Conservative policy incubators were well funded and played a strong role in changing public opinion–such organizations as the Heritage Foundation, the Cato Institute, and the American Enterprise Institute.
The movement away from pensions to individually managed 401K programs was sold as beneficial to the public (choice), but lost the advantages of pooling of risks, and many individuals lacked the investment knowledge of pension fund advisers. Tax benefits of such programs went largely to the wealthy, due to their higher marginal tax rates.
The main income maintenance program, Aid for Families With Dependent Children was replaced by Temporary Assistance for Needy Families, the latter being more work focused, thus less helpful to those who could not work.
Less educated workers became less likely to have access to health insurance than they did a few decades back. The number without health insurance at all has increased.
Unemployment benefits were reduced in many states, and legal protections for workers right gave way to more control by the corporation, and thus, less power and influence of labor unions.
The Soss et. al. authors show, as does the Piketty book, that the egalitarian US of the mid-twentieth century resulted largely from policies enacted–social and labor policies of the New Deal, the Fair Labor Standards Act of 1938 with its minimum wage guarantee, support provided GI’s returning from WWII, and other such policies.

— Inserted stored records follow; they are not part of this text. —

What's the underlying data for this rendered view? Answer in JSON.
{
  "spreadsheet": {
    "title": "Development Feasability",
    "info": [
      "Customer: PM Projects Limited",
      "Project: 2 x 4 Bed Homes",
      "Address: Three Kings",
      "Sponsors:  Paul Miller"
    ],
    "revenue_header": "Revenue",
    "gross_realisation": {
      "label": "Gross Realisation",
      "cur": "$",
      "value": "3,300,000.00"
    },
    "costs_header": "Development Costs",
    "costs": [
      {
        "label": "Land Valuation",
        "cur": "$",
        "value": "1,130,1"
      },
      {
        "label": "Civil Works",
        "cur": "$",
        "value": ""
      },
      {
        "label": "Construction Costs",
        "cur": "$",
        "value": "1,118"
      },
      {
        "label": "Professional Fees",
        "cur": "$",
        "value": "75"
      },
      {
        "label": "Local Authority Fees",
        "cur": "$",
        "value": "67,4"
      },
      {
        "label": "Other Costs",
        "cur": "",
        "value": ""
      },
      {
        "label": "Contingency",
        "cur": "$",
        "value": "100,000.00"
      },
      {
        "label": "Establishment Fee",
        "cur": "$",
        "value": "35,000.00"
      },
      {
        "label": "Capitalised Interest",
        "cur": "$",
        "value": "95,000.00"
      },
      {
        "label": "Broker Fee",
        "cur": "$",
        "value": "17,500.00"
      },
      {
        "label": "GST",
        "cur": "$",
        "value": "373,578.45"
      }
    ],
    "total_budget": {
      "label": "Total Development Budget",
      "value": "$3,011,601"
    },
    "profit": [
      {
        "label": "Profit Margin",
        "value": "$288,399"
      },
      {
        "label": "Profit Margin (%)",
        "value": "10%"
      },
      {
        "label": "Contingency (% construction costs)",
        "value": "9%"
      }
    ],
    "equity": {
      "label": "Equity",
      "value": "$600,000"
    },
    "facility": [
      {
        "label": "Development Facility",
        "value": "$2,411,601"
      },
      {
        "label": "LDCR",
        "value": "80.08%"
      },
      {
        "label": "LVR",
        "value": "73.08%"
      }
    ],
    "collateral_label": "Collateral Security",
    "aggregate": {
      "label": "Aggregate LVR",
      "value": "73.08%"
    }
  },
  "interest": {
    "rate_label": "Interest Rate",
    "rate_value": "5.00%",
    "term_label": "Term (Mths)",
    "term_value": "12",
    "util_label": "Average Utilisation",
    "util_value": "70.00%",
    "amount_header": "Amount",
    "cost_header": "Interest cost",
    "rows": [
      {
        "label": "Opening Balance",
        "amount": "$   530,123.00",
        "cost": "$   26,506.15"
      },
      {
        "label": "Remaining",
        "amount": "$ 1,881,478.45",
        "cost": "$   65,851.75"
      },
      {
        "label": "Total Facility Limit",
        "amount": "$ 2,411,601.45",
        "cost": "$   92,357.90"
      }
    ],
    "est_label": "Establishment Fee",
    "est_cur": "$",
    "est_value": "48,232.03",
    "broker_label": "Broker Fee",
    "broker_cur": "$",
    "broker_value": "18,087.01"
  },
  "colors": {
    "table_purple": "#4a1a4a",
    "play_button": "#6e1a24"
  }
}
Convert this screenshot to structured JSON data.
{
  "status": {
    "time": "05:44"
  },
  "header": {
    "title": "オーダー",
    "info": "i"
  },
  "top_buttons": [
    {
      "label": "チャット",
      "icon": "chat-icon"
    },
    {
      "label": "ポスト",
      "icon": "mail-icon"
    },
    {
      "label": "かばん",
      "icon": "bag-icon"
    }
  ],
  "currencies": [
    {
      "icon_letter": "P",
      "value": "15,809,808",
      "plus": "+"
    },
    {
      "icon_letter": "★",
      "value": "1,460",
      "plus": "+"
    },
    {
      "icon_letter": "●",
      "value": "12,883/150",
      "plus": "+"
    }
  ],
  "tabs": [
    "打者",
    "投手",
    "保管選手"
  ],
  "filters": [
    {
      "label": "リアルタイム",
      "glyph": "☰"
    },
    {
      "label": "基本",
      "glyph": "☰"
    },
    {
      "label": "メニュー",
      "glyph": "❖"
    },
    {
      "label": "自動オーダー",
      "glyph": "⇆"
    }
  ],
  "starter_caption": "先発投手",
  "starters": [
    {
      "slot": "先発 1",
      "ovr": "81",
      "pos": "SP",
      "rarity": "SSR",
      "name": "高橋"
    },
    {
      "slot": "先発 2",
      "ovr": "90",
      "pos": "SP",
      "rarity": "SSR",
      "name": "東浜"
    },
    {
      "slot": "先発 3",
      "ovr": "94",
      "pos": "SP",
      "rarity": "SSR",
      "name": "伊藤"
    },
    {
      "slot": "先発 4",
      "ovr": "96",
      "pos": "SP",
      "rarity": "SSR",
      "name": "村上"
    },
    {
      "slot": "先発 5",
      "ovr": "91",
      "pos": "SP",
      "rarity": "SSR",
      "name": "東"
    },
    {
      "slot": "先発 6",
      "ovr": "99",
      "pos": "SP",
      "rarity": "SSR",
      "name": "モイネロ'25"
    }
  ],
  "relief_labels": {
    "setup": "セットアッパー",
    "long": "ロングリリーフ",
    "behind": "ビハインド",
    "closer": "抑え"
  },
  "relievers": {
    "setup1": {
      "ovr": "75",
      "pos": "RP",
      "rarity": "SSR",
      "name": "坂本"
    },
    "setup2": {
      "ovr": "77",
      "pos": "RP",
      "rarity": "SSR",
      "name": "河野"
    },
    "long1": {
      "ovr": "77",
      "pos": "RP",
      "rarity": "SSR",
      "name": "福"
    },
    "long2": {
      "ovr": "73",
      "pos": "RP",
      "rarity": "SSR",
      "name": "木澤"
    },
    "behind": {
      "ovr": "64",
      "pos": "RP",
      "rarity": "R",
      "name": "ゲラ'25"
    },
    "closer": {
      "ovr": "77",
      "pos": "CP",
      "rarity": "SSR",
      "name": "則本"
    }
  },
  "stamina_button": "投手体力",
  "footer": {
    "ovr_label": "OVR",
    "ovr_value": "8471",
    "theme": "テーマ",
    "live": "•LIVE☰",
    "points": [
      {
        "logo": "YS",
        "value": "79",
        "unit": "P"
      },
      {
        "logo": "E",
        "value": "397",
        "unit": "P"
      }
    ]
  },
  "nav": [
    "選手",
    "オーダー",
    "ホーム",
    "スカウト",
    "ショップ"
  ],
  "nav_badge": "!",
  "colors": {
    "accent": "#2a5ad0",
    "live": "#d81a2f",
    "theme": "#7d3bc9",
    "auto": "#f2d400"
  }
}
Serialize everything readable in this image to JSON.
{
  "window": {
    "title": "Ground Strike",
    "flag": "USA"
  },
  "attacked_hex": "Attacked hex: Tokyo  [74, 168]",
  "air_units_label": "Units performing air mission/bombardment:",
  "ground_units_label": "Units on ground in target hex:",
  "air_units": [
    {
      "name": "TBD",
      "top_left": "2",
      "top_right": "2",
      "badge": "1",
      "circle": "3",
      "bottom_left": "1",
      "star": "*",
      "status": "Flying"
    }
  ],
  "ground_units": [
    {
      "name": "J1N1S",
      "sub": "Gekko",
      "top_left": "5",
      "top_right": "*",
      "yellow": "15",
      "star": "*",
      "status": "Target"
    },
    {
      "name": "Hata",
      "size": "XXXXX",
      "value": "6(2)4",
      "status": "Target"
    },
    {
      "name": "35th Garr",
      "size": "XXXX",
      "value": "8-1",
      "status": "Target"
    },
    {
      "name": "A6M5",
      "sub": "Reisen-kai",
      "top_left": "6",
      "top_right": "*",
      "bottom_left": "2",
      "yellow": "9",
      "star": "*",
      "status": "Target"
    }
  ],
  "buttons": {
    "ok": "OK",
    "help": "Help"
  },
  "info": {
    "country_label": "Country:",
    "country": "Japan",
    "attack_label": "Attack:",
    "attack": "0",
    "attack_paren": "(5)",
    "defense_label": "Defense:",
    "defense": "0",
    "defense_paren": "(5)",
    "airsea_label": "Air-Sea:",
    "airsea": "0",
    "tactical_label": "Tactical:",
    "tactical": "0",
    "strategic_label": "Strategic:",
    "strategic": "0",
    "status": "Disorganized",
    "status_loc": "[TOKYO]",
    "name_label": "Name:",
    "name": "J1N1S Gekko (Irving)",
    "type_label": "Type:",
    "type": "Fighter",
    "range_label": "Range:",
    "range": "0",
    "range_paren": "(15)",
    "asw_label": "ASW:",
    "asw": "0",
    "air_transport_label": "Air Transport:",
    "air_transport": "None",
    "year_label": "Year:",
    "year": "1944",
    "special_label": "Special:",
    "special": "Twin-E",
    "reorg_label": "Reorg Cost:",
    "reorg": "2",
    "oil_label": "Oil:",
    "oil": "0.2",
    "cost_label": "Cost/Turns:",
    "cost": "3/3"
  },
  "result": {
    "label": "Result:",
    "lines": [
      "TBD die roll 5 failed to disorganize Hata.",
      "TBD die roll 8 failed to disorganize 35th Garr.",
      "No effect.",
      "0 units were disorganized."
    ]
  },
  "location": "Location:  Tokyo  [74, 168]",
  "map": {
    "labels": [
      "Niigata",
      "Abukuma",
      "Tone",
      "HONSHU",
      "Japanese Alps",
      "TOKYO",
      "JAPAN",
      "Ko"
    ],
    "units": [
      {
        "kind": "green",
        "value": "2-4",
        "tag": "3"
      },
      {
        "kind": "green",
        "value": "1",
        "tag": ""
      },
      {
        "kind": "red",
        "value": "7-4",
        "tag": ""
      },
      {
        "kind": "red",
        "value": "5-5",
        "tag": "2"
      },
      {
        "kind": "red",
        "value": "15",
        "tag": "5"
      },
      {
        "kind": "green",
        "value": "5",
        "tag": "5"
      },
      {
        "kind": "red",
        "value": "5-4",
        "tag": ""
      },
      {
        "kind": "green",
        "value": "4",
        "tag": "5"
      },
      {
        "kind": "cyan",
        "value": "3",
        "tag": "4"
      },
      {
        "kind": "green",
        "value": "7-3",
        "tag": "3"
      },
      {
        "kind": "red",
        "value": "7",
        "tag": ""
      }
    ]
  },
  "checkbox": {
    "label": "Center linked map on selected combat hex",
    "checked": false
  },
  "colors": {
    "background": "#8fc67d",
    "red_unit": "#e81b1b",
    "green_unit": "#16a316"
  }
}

So, any arguments that reduction in inequality since 1940 was simply natural (as Simon Kuznets argued in the 1950s), are simply wrong. Policy changes moved the US back to a more egalitarian society. Likewise, policies changed in the reverse direction beginning with Reagan facilitated the resurgence of the natural forces of capitalism, which left entirely unrestrained, will inexorably toward a more and more unequal society. See Piketty and Soss for extensive support for this argument.
Conclusion: There has been a redistribution, no matter whether one likes it or not. It continues in an upward direction at this time. There needs to be some moderating redistribution in the reverse direction. This upward redistribution did not happen naturally. It was not largely the result of competence and merit. It was caused by policy changes. Policies in the reverse are needed to enable a modest correction in the other direction. Let’s start talking about what those might be, and stop wasting time debating whether a redistribution from the underprivileged to the top 10 percent and especially the top 1 percent happened. It did, and dramatically so.
As Piketty so forcefully and compellingly argues in his new book, capitalism is a wonderful system, but it cannot be left unrestrained.